Chore em casa, rede Globo; o povo brasileiro não é criança
Derrocada do jornalismo da emissora nasce na pretensão de querer ser babá social e moral do espectador, editando o que ele deve ver, consumir, e surrupiando e invertendo os fatos
Jornalismo é interpretação do mundo embalada na percepção do jornalista e sua leitura dos fatos. Simples assim. Expor os fatos, mostrá-los, escolher os que devem ser exibidos é editar a realidade. Não há realidade bruta. Há angulação da realidade editada pelo olhar de quem observa e edita a realidade. Isto não significa dar lição de moral sobre como o espectador deve reagir, viver, se comportar. A arte, a literatura e até o jornalismo podem ser didáticos quando humildemente expõem uma percepção da realidade, com suas ambiguidades e complexidades. Sem querer impor goela abaixo do leitor/espectador uma visão única de mundo e de como viver. “Fique em casa”, berrava o jornalismo da Globo no ano passado. Não saia. Não se movimente. Sua liberdade de ir e vir pode matar. Sua liberdade de vida pode matar. Colou para a maioria. Durante um ano, baseando-se em pretensa ciência, pessoas abdicaram de viver. Nenhum resultado satisfatório provou que isto salvou alguma vida, como prometido. Ceifou a liberdade de viver e de trabalhar. Não a dos jornalistas da Globo, que seguiram com seu trabalho essencial para eles mesmos, vivendo os riscos de viver — que eles guardaram só pra eles mesmos.

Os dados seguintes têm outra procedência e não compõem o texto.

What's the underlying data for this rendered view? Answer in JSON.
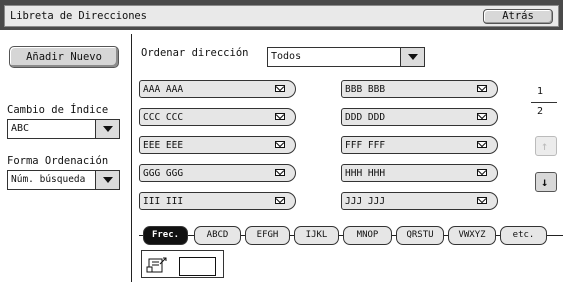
{
  "header": {
    "title": "Libreta de Direcciones",
    "back_label": "Atrás"
  },
  "left": {
    "add_new_label": "Añadir Nuevo",
    "index_change_label": "Cambio de Índice",
    "index_value": "ABC",
    "sort_form_label": "Forma Ordenación",
    "sort_form_value": "Núm. búsqueda"
  },
  "sort": {
    "label": "Ordenar dirección",
    "value": "Todos"
  },
  "entries": [
    "AAA AAA",
    "BBB BBB",
    "CCC CCC",
    "DDD DDD",
    "EEE EEE",
    "FFF FFF",
    "GGG GGG",
    "HHH HHH",
    "III III",
    "JJJ JJJ"
  ],
  "pager": {
    "current": "1",
    "total": "2"
  },
  "tabs": [
    "Frec.",
    "ABCD",
    "EFGH",
    "IJKL",
    "MNOP",
    "QRSTU",
    "VWXYZ",
    "etc."
  ],
  "icons": {
    "envelope": "envelope-icon",
    "up": "arrow-up-icon",
    "down": "arrow-down-icon",
    "phone": "phone-book-icon"
  }
}
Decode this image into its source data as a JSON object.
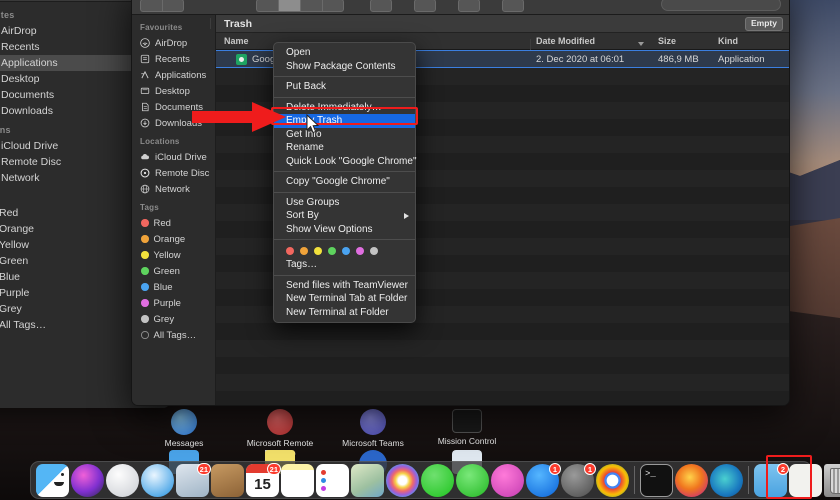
{
  "back_window": {
    "sections": [
      {
        "header": "ourites",
        "items": [
          {
            "label": "AirDrop",
            "icon": "airdrop-icon",
            "selected": false
          },
          {
            "label": "Recents",
            "icon": "recents-icon",
            "selected": false
          },
          {
            "label": "Applications",
            "icon": "applications-icon",
            "selected": true
          },
          {
            "label": "Desktop",
            "icon": "desktop-icon",
            "selected": false
          },
          {
            "label": "Documents",
            "icon": "documents-icon",
            "selected": false
          },
          {
            "label": "Downloads",
            "icon": "downloads-icon",
            "selected": false
          }
        ]
      },
      {
        "header": "ations",
        "items": [
          {
            "label": "iCloud Drive",
            "icon": "icloud-icon",
            "selected": false
          },
          {
            "label": "Remote Disc",
            "icon": "disc-icon",
            "selected": false
          },
          {
            "label": "Network",
            "icon": "network-icon",
            "selected": false
          }
        ]
      },
      {
        "header": "s",
        "items": [
          {
            "label": "Red",
            "icon": "tag-dot-icon",
            "color": "#f2675f"
          },
          {
            "label": "Orange",
            "icon": "tag-dot-icon",
            "color": "#f0a33a"
          },
          {
            "label": "Yellow",
            "icon": "tag-dot-icon",
            "color": "#f2e13c"
          },
          {
            "label": "Green",
            "icon": "tag-dot-icon",
            "color": "#5ed35e"
          },
          {
            "label": "Blue",
            "icon": "tag-dot-icon",
            "color": "#4aa3f0"
          },
          {
            "label": "Purple",
            "icon": "tag-dot-icon",
            "color": "#e06ee0"
          },
          {
            "label": "Grey",
            "icon": "tag-dot-icon",
            "color": "#c3c3c3"
          },
          {
            "label": "All Tags…",
            "icon": "all-tags-icon",
            "color": "#8a8a8a"
          }
        ]
      }
    ]
  },
  "front_window": {
    "title": "Trash",
    "empty_button": "Empty",
    "sidebar": {
      "sections": [
        {
          "header": "Favourites",
          "items": [
            {
              "label": "AirDrop",
              "icon": "airdrop-icon"
            },
            {
              "label": "Recents",
              "icon": "recents-icon"
            },
            {
              "label": "Applications",
              "icon": "applications-icon"
            },
            {
              "label": "Desktop",
              "icon": "desktop-icon"
            },
            {
              "label": "Documents",
              "icon": "documents-icon"
            },
            {
              "label": "Downloads",
              "icon": "downloads-icon"
            }
          ]
        },
        {
          "header": "Locations",
          "items": [
            {
              "label": "iCloud Drive",
              "icon": "icloud-icon"
            },
            {
              "label": "Remote Disc",
              "icon": "disc-icon"
            },
            {
              "label": "Network",
              "icon": "network-icon"
            }
          ]
        },
        {
          "header": "Tags",
          "items": [
            {
              "label": "Red",
              "icon": "tag-dot-icon",
              "color": "#f2675f"
            },
            {
              "label": "Orange",
              "icon": "tag-dot-icon",
              "color": "#f0a33a"
            },
            {
              "label": "Yellow",
              "icon": "tag-dot-icon",
              "color": "#f2e13c"
            },
            {
              "label": "Green",
              "icon": "tag-dot-icon",
              "color": "#5ed35e"
            },
            {
              "label": "Blue",
              "icon": "tag-dot-icon",
              "color": "#4aa3f0"
            },
            {
              "label": "Purple",
              "icon": "tag-dot-icon",
              "color": "#e06ee0"
            },
            {
              "label": "Grey",
              "icon": "tag-dot-icon",
              "color": "#c3c3c3"
            },
            {
              "label": "All Tags…",
              "icon": "all-tags-icon",
              "color": "#8a8a8a"
            }
          ]
        }
      ]
    },
    "columns": [
      "Name",
      "Date Modified",
      "Size",
      "Kind"
    ],
    "sort_column": "Date Modified",
    "rows": [
      {
        "name": "Google",
        "date": "2. Dec 2020 at 06:01",
        "size": "486,9 MB",
        "kind": "Application",
        "icon": "chrome-app-icon",
        "selected": true
      }
    ]
  },
  "context_menu": {
    "groups": [
      {
        "items": [
          {
            "label": "Open"
          },
          {
            "label": "Show Package Contents"
          }
        ]
      },
      {
        "items": [
          {
            "label": "Put Back"
          }
        ]
      },
      {
        "items": [
          {
            "label": "Delete Immediately…"
          },
          {
            "label": "Empty Trash",
            "highlighted": true
          },
          {
            "label": "Get Info"
          },
          {
            "label": "Rename"
          },
          {
            "label": "Quick Look \"Google Chrome\""
          }
        ]
      },
      {
        "items": [
          {
            "label": "Copy \"Google Chrome\""
          }
        ]
      },
      {
        "items": [
          {
            "label": "Use Groups"
          },
          {
            "label": "Sort By",
            "submenu": true
          },
          {
            "label": "Show View Options"
          }
        ]
      },
      {
        "tags": [
          "#f2675f",
          "#f0a33a",
          "#f2e13c",
          "#5ed35e",
          "#4aa3f0",
          "#e06ee0",
          "#c3c3c3"
        ],
        "items": [
          {
            "label": "Tags…"
          }
        ]
      },
      {
        "items": [
          {
            "label": "Send files with TeamViewer"
          },
          {
            "label": "New Terminal Tab at Folder"
          },
          {
            "label": "New Terminal at Folder"
          }
        ]
      }
    ]
  },
  "annotations": {
    "arrow_color": "#ef1c1c",
    "box_color": "#ef1c1c",
    "highlight_color": "#1668e3"
  },
  "launchpad": [
    {
      "label": "Messages",
      "icon": "messages-icon"
    },
    {
      "label": "Microsoft Remote Desktop",
      "icon": "remote-desktop-icon"
    },
    {
      "label": "Microsoft Teams",
      "icon": "teams-icon"
    },
    {
      "label": "Mission Control",
      "icon": "mission-control-icon"
    }
  ],
  "dock": {
    "items": [
      {
        "name": "finder-icon",
        "label": "Finder"
      },
      {
        "name": "siri-icon",
        "label": "Siri"
      },
      {
        "name": "launchpad-icon",
        "label": "Launchpad"
      },
      {
        "name": "safari-icon",
        "label": "Safari"
      },
      {
        "name": "mail-icon",
        "label": "Mail",
        "badge": "21"
      },
      {
        "name": "contacts-icon",
        "label": "Contacts"
      },
      {
        "name": "calendar-icon",
        "label": "Calendar",
        "day": "15",
        "badge": "21"
      },
      {
        "name": "notes-icon",
        "label": "Notes"
      },
      {
        "name": "reminders-icon",
        "label": "Reminders"
      },
      {
        "name": "maps-icon",
        "label": "Maps"
      },
      {
        "name": "photos-icon",
        "label": "Photos"
      },
      {
        "name": "messages-icon",
        "label": "Messages"
      },
      {
        "name": "facetime-icon",
        "label": "FaceTime"
      },
      {
        "name": "itunes-icon",
        "label": "iTunes"
      },
      {
        "name": "app-store-icon",
        "label": "App Store",
        "badge": "1"
      },
      {
        "name": "system-preferences-icon",
        "label": "System Preferences",
        "badge": "1"
      },
      {
        "name": "chrome-icon",
        "label": "Google Chrome"
      },
      {
        "name": "separator",
        "label": ""
      },
      {
        "name": "terminal-icon",
        "label": "Terminal"
      },
      {
        "name": "firefox-icon",
        "label": "Firefox"
      },
      {
        "name": "edge-icon",
        "label": "Microsoft Edge"
      },
      {
        "name": "separator",
        "label": ""
      },
      {
        "name": "downloads-folder-icon",
        "label": "Downloads",
        "badge": "2"
      },
      {
        "name": "document-icon",
        "label": "Document"
      },
      {
        "name": "trash-icon",
        "label": "Trash",
        "highlighted": true
      }
    ]
  }
}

O mandamento moral jornalístico piorou mais com a guerra política contra um presidente que priorizava o trabalho e a liberdade, além do risco de viver. Duelo de percepções de vida. Um militar que mandava enfrentar os riscos numa guerra contra um vírus e uma emissora que mandava se esconder do vírus — que penetrava em transportes e periferias lotadas por eventuais “trabalhadores essenciais”, nos lares de quem ficou em casa — e foi contaminado — em casa. Países que mais mandaram ficar em casa tiveram números maiores dos que não ficaram, na maior parte dos casos. Duelo de percepção de vida. Mas a Globo acreditava que falava em nome dos fatos, da realidade, do jornalismo, da ciência. A Globo errou. Errou sobretudo em tratar a apuração da realidade com lição de moral. Lição esgotada em seu erro fatal. O que as pessoas suportam cada vez menos é uma certa mania jornalística de transformar apuração em lição de moral de como se deve comportar, agir, como se deve emocionar, viver, deixar de viver.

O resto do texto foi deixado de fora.